Objective To investigate long-term neurocognitive outcomes after a near-drowning incident in children who were deemed neurologically intact on discharge from hospital.
Design A prospective cohort study of near-drowning children.
Setting 95 drowning and near-drowning admissions, 0–16 years of age, from January 2009 to December 2013, to The Children’s Hospital at Westmead, Sydney, NSW, Australia.
Participants 23 children both met the criteria and had parental consent for the study.
Main outcome measures Identification of the long-term deficits in behaviour, executive function, motor skills, communicative skills and well-being over a 5-year period. Assessment was undertaken at 3–6 months, 1 year, 3 years and 5 years after near-drowning at clinic visits. Physical developmental screening and executive function screening were done using Behavior Rating Inventory of Executive Function-Preschool version (BRIEF-P) and BRIEF.

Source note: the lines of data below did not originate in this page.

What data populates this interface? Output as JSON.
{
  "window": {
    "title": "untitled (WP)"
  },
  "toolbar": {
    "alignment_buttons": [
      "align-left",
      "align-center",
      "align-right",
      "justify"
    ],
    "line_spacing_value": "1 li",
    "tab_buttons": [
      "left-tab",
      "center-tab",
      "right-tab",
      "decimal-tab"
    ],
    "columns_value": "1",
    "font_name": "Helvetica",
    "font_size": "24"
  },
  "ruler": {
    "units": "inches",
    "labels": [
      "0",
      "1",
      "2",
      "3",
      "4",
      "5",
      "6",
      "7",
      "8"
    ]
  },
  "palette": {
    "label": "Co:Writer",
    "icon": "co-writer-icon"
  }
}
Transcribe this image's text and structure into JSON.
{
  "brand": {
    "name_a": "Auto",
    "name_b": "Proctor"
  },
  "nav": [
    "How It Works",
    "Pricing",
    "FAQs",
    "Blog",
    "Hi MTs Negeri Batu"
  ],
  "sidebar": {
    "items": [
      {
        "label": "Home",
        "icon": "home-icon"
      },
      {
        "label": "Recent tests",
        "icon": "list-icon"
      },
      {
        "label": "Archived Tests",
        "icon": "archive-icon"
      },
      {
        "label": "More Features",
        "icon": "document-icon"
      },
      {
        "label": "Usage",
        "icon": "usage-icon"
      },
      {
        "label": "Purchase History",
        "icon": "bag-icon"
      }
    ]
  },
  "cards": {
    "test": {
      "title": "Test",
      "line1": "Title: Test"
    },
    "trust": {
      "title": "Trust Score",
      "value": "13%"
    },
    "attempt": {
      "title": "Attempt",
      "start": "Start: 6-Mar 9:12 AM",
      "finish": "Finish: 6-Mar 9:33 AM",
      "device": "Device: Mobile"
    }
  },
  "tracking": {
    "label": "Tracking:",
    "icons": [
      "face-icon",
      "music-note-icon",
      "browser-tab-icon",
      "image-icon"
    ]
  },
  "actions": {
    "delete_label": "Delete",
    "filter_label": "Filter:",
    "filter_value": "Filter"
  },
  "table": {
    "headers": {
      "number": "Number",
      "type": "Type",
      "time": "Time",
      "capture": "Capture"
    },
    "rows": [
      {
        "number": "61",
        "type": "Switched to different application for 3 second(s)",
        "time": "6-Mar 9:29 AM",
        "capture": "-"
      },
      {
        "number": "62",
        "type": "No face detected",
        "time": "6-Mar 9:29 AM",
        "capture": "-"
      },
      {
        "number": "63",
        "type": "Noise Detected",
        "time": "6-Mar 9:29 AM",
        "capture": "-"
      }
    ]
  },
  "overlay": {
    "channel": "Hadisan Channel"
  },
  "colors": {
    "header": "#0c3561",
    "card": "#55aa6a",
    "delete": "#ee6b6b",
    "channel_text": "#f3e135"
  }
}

Result 95 drowning and near-drowning episodes occurred during the study period. 10 (11%) children died, 28 were admitted to the paediatric intensive care unit and 64 directly to a ward. 3 children died in emergency department, 7 children had severe neurological deficit on discharge from the hospital. 23 were subsequently recruited into the study; 5 (22%) of these children had abnormalities in behaviour and/or executive function at some during their follow-up.
Conclusion Children admitted to hospital following a near-drowning event warrant long-term follow-up to identify any subtle sequelae which might be amenable to intervention to ensure optimal patient outcome.